Orobas, um Blog sobre a História da O.T.O. por Carlos Raposo
História

Rudolf Steiner e a O.T.O.

por Carlos Raposo

A menor verdade,
logo que ela pertença propriamente a alguém,
torna feliz quem a descobriu: por exemplo,
uma correção feita num livro impresso ou num manuscrito.
(Friedrich Nietzsche em Escritos sobre a História)

A partir de 1906 com a fundação da sua O.T.O., Theodor Reuss, agora conhecido também como Frater Merlin Peregrinus Xº, decidiu concentrar suas energias no sentido de promover ao longo do restante da primeira década do século XX a sua nova Ordo Templi Orientis.

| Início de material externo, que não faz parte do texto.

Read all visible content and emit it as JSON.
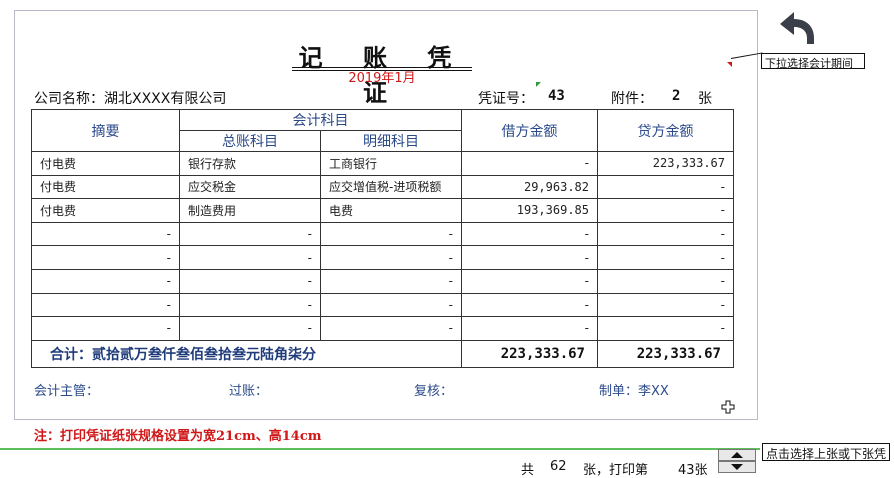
{
  "voucher": {
    "title": "记 账 凭 证",
    "period": "2019年1月",
    "company_label": "公司名称：",
    "company_name": "湖北XXXX有限公司",
    "voucher_no_label": "凭证号：",
    "voucher_no": "43",
    "attachments_label": "附件：",
    "attachments_count": "2",
    "attachments_unit": "张"
  },
  "table": {
    "headers": {
      "summary": "摘要",
      "account": "会计科目",
      "general_account": "总账科目",
      "detail_account": "明细科目",
      "debit": "借方金额",
      "credit": "贷方金额"
    },
    "rows": [
      {
        "summary": "付电费",
        "general": "银行存款",
        "detail": "工商银行",
        "debit": "-",
        "credit": "223,333.67"
      },
      {
        "summary": "付电费",
        "general": "应交税金",
        "detail": "应交增值税-进项税额",
        "debit": "29,963.82",
        "credit": "-"
      },
      {
        "summary": "付电费",
        "general": "制造费用",
        "detail": "电费",
        "debit": "193,369.85",
        "credit": "-"
      },
      {
        "summary": "-",
        "general": "-",
        "detail": "-",
        "debit": "-",
        "credit": "-"
      },
      {
        "summary": "-",
        "general": "-",
        "detail": "-",
        "debit": "-",
        "credit": "-"
      },
      {
        "summary": "-",
        "general": "-",
        "detail": "-",
        "debit": "-",
        "credit": "-"
      },
      {
        "summary": "-",
        "general": "-",
        "detail": "-",
        "debit": "-",
        "credit": "-"
      },
      {
        "summary": "-",
        "general": "-",
        "detail": "-",
        "debit": "-",
        "credit": "-"
      }
    ],
    "total_label": "合计：贰拾贰万叁仟叁佰叁拾叁元陆角柒分",
    "total_debit": "223,333.67",
    "total_credit": "223,333.67"
  },
  "signatures": {
    "supervisor": "会计主管：",
    "posting": "过账：",
    "review": "复核：",
    "preparer": "制单：李XX"
  },
  "note": "注：打印凭证纸张规格设置为宽21cm、高14cm",
  "footer": {
    "total_prefix": "共",
    "total_count": "62",
    "print_label": "张，打印第",
    "current": "43张"
  },
  "comments": {
    "period_hint": "下拉选择会计期间",
    "nav_hint": "点击选择上张或下张凭"
  },
  "icons": {
    "back": "back-arrow-icon",
    "spinner": "spinner-icon",
    "cursor": "cross-cursor-icon"
  }
}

O estratagema imediatamente usado pelo O.H.O. – iniciais de Outer Head of the Order, Chefe Externo da Ordem, cargo exercido por Reuss como líder supremo da O.T.O – foi buscar representatividade de peso, criteriosamente selecionando múltiplos renomados personagens do cenário místico-ocultista mundial, sobremodo europeu. Essencialmente, o plano de Reuss consistia em nomeá-los representantes da O.T.O. e de suas demais Ordens para diversos países da Europa e da América. Todavia, praticamente todas as alianças firmadas por Reuss fracassaram, não resultando a tão esperada expansão da Ordem e frustrando por completo suas grandes expectativas a respeito.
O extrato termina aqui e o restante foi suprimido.